The overlap of incidents to some extent is incidental. What happens more importantly is to get a look at the lives of the different characters, all of them residents of a boarding house named Miramar. The book is written entirely in first person but with a shift to a new character for each section, so that the “I” keeps changing. The characters come from a variety of backgrounds, young and old, country peasant and city intellectual. There is also—an important point for Mahfouz—a mix of political views, and the novel makes frequent reference to the two revolutions Egypt had had before 2011.
Politics was important to Naguib Mahfouz, a more bold approach than it might seem to us, given the oppressive regimes he lived under. He also lived in a country where religious extremism was nurtured by the very political oppression that colors his books. In 1994 a group of these vile faithful attacked Mahfouz and stabbed him in the neck. Although his health was affected, he lived another twelve years.

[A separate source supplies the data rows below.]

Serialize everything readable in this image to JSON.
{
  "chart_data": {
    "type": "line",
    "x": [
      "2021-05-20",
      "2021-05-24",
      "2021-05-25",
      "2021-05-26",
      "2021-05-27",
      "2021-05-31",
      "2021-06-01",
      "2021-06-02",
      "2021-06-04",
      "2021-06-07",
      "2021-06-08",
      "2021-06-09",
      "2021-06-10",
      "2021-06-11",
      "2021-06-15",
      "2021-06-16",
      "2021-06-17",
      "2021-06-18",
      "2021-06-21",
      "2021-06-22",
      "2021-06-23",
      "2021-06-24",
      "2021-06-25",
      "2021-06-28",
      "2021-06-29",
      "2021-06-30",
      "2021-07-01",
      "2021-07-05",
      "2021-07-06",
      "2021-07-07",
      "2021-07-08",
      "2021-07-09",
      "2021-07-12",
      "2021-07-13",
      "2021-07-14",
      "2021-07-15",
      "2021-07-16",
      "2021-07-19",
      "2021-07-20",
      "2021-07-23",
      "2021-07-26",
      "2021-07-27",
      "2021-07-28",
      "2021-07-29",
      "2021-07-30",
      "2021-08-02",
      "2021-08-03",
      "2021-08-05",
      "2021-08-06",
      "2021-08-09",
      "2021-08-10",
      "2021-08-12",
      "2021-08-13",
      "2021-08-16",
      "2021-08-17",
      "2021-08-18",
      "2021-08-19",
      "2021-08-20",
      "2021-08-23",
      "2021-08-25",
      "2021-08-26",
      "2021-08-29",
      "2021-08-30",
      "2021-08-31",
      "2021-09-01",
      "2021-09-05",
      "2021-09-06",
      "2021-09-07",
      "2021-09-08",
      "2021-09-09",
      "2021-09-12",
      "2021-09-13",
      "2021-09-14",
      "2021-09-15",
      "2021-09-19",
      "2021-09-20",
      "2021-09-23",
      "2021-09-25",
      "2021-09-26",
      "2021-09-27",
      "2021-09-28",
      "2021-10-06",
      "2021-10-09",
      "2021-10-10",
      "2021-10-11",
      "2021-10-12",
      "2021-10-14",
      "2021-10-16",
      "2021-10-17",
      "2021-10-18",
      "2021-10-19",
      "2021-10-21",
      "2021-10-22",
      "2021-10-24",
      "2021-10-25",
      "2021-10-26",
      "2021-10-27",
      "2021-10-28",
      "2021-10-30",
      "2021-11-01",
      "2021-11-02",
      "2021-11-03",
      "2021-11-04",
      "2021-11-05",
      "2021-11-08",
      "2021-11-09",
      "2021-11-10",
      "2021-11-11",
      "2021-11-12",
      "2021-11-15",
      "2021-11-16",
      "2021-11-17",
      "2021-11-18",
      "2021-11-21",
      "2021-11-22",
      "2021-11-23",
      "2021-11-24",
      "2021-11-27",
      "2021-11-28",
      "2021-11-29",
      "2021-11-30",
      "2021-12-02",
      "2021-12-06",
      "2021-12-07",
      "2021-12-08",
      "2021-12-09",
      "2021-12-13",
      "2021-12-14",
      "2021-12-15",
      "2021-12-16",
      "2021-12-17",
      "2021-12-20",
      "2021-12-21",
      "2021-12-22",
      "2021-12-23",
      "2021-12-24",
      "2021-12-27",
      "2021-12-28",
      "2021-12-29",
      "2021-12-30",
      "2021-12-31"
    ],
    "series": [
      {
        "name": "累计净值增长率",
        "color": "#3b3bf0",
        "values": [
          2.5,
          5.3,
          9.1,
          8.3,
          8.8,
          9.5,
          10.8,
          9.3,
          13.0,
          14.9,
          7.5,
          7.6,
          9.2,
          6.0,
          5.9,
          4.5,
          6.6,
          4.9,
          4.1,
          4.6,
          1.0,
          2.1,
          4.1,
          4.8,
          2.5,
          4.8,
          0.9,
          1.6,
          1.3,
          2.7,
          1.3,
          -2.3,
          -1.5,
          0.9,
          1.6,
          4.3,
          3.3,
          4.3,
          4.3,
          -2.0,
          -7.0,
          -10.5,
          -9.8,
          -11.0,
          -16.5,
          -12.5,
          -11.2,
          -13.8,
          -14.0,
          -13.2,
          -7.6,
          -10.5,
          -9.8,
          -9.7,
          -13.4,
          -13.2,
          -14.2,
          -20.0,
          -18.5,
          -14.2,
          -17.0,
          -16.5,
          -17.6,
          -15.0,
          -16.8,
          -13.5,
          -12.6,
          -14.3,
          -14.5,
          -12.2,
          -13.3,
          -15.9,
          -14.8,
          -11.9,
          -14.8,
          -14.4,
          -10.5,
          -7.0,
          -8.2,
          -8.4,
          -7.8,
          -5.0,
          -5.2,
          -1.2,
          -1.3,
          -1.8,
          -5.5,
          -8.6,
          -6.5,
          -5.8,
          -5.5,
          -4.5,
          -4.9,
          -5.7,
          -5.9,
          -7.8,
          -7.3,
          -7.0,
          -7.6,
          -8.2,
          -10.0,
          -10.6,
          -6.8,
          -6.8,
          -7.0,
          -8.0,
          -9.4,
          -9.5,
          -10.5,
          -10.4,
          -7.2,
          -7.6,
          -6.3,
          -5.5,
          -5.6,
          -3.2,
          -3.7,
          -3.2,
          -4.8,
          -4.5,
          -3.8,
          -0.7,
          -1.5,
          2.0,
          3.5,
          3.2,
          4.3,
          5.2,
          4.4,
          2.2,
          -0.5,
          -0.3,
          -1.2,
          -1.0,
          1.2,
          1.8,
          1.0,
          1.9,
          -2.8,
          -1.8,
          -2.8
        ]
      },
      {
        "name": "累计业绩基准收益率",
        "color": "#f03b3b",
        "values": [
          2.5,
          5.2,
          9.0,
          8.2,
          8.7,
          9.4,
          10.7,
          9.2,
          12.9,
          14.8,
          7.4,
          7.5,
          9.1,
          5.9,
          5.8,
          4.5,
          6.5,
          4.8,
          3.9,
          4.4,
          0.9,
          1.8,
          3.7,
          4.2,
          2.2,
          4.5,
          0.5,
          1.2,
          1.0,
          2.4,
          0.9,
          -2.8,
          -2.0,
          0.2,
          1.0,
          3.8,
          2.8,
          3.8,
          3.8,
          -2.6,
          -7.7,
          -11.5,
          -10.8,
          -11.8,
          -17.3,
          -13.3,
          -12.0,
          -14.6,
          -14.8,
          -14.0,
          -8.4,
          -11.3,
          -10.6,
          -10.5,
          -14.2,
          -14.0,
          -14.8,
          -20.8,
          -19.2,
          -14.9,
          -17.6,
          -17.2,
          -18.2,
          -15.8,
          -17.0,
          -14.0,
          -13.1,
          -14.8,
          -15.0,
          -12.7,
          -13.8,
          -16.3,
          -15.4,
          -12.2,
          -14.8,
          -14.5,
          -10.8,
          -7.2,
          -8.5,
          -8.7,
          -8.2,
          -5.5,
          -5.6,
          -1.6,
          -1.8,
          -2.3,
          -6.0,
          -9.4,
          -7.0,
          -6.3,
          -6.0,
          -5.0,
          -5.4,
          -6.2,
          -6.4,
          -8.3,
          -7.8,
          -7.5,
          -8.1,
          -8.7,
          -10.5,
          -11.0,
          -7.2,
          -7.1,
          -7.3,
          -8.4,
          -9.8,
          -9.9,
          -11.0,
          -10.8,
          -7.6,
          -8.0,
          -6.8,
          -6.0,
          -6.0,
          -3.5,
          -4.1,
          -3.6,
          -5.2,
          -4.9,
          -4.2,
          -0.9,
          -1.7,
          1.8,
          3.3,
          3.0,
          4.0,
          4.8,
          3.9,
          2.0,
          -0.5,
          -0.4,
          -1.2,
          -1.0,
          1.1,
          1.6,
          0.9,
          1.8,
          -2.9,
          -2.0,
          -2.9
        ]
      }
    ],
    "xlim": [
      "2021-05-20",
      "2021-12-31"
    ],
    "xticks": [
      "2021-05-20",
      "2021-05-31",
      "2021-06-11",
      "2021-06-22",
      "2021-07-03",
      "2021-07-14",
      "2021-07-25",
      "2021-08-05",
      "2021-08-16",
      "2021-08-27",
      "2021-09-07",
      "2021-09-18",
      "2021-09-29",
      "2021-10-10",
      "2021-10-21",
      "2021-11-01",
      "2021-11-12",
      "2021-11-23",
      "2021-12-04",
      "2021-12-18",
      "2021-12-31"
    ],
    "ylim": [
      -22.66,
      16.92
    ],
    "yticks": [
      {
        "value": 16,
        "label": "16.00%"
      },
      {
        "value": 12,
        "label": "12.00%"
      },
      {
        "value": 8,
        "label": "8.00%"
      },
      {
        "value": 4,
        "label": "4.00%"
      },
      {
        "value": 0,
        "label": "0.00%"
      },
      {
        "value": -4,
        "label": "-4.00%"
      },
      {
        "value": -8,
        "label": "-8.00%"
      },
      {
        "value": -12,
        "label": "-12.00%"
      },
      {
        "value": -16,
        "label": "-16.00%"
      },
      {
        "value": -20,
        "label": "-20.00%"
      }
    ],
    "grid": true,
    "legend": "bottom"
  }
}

In the west, it might be hard to see what is in his novels that could provoke such an attack (though let’s keep in mind that every country is polluted by religious fanatics, including, very visibly, America). Part of Mahfouz’s sin, perhaps, is that he wrote about real people as they were, with a willingness to describe their desires and sins, lust and greed, profaneness and lack of faith. We can see all of these things in the characters living in the Miramar boarding house.
Although we follow four characters here very closely, from inside their own heads, they are not especially sympathetic. The narrative of an old man frames the story of three young men, and while the old man seems more or less removed from life at the time of the narration, the younger men are intensely involved in life, sexually, politically, romantically, and ambitiously. Perhaps by showing all three of the younger men so flawed that it’s hard to like them, Mahfouz is saying that to be fully engaged with life forces us to make choices that compromise the soul.
I also found it interesting that in the book, all three of the older characters continually reminisce about how good the times used to be, and now those good times are gone. The four younger characters all are looking ahead to the future, to a time that they hope will be better. No one believes the present is good.